Destinação de terras rurais: o impacto para o setor agropecuário
Imóveis rurais penhorados por dívidas tributárias podem ser destinados à reforma agrária, fomentando discussões no setor agropecuário.
Uma portaria interministerial publicada recentemente autoriza a destinação de imóveis rurais penhorados para programas de reforma agrária. Segundo Luciano Faria, advogado especialista em direito tributário no agronegócio, a medida representa uma inovação nas políticas públicas voltadas ao campo, mas levanta questionamentos sobre sua implementação e os impactos para produtores rurais.
De acordo com Faria, o processo ocorre no contexto de ações de execução fiscal contra grandes devedores da União. "Os imóveis penhorados, que normalmente iriam a leilão, agora podem ser adjudicados para programas de reforma agrária. Isso atende, prioritariamente, agricultores familiares, comunidades quilombolas e tradicionais", explicou o advogado.
O que muda na prática
A portaria permite que órgãos como a Advocacia-Geral da União e a Procuradoria-Geral da Fazenda Nacional identifiquem e disponibilizem terras para o Instituto Nacional de Colonização e Reforma Agrária (Incra). A partir disso, é possível a avaliação técnica das propriedades, com vistas à criação de assentamentos.
Esse modelo, porém, gera dúvidas quanto à avaliação dos imóveis. “Há um risco de que a União avalie os bens penhorados abaixo do valor de mercado, o que pode causar litígios entre proprietários e o governo", destacou Faria.
Outro ponto levantado foi a forma de compensação ao devedor. "Quando há diferença entre o valor da dívida e o valor do imóvel, a devolução ao proprietário é feita em Títulos da Dívida Agrária, e não em moeda corrente, o que pode criar dificuldades adicionais", acrescentou.
Conflitos e impactos no setor
Para Faria, a medida pode intensificar conflitos no campo. “A ideia de que essa política vai pacificar o campo é otimista demais. A desapropriação ou a retirada de propriedades costuma gerar resistência e polêmica entre produtores", avaliou. Ele mencionou ainda que a política reforça a divisão entre grandes produtores e agricultores familiares, setores que já convivem com tensões históricas.
Outro aspecto discutido é a possível recuperação de créditos pela União. "Essa portaria pode funcionar como um incentivo para que devedores regularizem suas dívidas, evitando a perda de patrimônio.

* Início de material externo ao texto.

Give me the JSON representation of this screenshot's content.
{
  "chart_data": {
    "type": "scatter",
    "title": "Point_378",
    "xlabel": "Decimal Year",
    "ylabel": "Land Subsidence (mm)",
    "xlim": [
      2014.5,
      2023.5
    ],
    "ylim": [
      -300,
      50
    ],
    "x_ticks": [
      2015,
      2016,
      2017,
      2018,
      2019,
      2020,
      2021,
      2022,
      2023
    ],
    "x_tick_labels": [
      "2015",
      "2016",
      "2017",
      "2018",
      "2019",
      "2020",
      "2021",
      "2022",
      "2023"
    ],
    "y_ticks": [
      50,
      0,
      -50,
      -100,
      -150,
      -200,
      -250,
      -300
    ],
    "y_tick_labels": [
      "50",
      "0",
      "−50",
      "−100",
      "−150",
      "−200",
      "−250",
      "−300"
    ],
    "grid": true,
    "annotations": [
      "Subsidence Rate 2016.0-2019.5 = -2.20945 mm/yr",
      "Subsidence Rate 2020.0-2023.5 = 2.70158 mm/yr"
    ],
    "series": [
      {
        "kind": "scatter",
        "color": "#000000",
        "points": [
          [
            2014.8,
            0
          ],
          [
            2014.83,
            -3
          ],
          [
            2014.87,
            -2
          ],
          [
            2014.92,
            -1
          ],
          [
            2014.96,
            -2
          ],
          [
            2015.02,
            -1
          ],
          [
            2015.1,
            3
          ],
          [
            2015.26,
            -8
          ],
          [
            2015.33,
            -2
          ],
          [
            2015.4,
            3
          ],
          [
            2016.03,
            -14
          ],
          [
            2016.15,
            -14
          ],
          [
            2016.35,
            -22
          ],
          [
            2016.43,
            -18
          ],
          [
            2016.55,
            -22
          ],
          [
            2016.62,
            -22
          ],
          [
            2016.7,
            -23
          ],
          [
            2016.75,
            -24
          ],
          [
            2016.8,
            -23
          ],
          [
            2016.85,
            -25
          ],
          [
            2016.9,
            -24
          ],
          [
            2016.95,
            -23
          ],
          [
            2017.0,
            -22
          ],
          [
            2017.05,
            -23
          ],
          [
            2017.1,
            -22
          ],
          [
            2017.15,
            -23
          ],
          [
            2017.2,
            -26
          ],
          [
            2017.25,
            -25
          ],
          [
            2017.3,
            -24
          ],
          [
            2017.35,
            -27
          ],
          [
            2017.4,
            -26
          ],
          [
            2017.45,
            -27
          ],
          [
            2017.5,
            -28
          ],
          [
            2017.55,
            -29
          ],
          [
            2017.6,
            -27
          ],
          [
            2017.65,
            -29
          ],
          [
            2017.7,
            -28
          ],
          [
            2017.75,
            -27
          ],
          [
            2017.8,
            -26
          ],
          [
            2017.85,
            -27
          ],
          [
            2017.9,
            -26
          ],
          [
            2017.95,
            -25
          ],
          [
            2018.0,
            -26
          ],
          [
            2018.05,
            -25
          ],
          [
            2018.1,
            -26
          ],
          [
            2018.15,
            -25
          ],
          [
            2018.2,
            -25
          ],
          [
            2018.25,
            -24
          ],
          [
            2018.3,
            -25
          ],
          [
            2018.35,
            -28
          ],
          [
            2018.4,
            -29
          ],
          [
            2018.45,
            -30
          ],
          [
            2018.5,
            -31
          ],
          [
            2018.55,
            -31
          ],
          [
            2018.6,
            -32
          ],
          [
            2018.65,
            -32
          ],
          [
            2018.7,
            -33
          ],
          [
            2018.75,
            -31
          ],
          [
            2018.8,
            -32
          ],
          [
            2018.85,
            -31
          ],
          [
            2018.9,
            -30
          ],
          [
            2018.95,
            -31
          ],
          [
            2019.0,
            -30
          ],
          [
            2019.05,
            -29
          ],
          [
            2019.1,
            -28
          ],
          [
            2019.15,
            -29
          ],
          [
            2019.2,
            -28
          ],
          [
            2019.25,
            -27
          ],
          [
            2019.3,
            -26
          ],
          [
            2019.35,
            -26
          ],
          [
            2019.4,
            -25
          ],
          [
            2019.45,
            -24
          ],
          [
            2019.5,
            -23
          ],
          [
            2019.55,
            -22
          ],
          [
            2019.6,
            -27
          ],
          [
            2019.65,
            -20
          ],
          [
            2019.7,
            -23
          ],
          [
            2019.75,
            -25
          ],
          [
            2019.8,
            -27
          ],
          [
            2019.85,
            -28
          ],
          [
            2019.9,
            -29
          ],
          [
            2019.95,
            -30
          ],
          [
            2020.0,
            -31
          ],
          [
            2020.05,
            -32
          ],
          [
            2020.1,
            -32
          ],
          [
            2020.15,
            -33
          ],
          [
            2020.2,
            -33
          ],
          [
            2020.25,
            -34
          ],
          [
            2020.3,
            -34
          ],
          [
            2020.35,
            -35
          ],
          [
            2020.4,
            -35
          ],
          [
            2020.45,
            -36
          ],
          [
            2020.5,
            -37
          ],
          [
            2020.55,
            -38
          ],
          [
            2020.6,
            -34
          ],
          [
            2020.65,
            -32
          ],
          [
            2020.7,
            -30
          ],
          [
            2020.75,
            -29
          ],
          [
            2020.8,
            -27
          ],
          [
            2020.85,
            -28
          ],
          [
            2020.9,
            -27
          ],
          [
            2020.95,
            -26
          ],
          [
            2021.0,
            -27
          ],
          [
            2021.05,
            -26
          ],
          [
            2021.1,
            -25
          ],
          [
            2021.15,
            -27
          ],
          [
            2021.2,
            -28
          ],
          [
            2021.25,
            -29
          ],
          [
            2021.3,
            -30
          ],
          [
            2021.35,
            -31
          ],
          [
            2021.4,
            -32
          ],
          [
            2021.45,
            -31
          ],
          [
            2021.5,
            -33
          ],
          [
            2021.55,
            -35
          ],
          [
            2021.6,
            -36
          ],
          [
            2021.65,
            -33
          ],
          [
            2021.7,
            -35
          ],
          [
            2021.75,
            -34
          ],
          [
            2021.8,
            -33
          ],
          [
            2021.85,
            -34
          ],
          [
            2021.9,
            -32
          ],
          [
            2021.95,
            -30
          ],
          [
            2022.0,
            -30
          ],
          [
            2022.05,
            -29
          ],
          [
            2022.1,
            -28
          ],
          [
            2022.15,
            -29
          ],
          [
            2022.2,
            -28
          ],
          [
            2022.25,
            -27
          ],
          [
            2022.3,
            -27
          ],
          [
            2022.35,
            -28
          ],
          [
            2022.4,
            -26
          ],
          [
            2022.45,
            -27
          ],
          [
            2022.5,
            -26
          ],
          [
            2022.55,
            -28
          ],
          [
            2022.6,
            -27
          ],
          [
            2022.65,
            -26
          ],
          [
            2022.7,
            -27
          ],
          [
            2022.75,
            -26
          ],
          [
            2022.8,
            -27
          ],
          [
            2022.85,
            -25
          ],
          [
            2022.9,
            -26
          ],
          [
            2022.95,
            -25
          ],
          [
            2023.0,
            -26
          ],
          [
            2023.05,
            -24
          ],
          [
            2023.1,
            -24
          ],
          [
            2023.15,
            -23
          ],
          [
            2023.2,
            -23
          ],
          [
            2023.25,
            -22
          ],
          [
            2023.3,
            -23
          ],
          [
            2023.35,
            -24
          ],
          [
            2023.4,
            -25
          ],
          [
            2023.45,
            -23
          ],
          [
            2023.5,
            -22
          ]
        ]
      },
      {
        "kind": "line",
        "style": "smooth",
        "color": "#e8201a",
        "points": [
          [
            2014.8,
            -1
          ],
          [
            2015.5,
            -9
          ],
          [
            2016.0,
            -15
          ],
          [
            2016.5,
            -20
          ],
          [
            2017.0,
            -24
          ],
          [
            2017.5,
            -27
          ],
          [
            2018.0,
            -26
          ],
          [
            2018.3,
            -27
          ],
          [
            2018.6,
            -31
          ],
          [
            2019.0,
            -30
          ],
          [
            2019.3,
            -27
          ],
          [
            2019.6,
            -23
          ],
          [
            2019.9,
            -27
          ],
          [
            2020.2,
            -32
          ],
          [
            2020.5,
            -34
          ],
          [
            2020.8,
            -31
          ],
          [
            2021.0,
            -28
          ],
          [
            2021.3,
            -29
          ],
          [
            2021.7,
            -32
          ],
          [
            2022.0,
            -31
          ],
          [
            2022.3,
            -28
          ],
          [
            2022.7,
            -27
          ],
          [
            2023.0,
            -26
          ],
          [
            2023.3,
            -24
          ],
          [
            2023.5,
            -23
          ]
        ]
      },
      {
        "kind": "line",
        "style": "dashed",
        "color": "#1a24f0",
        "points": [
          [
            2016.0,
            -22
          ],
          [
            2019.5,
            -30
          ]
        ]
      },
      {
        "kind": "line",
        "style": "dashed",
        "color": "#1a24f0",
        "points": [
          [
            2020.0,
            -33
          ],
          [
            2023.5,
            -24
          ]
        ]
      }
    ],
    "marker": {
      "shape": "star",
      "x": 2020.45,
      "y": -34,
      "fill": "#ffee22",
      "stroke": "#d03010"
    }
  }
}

Isso é positivo para os cofres públicos, mas não elimina os desafios de execução", pontuou.
Questões jurídicas e desafios futuros
Luciano Faria também destacou os recursos jurídicos disponíveis aos produtores. "É possível recorrer, negociar dívidas ou buscar descontos significativos por meio de transações tributárias. No entanto, é importante agir rapidamente para evitar a progressão do processo", aconselhou.
Sobre o futuro da medida, Faria ressaltou que sua implementação prática dependerá de estudos técnicos, avaliações de imóveis e decisões judiciais. "Ainda há muitas incertezas, especialmente quanto à eficácia do modelo e seu impacto no setor agropecuário", concluiu.
A destinação de imóveis rurais para reforma agrária reacende debates históricos sobre o uso da terra no Brasil, envolvendo interesses econômicos, sociais e políticos. A polêmica promete se intensificar à medida que a política avance em diferentes regiões do país.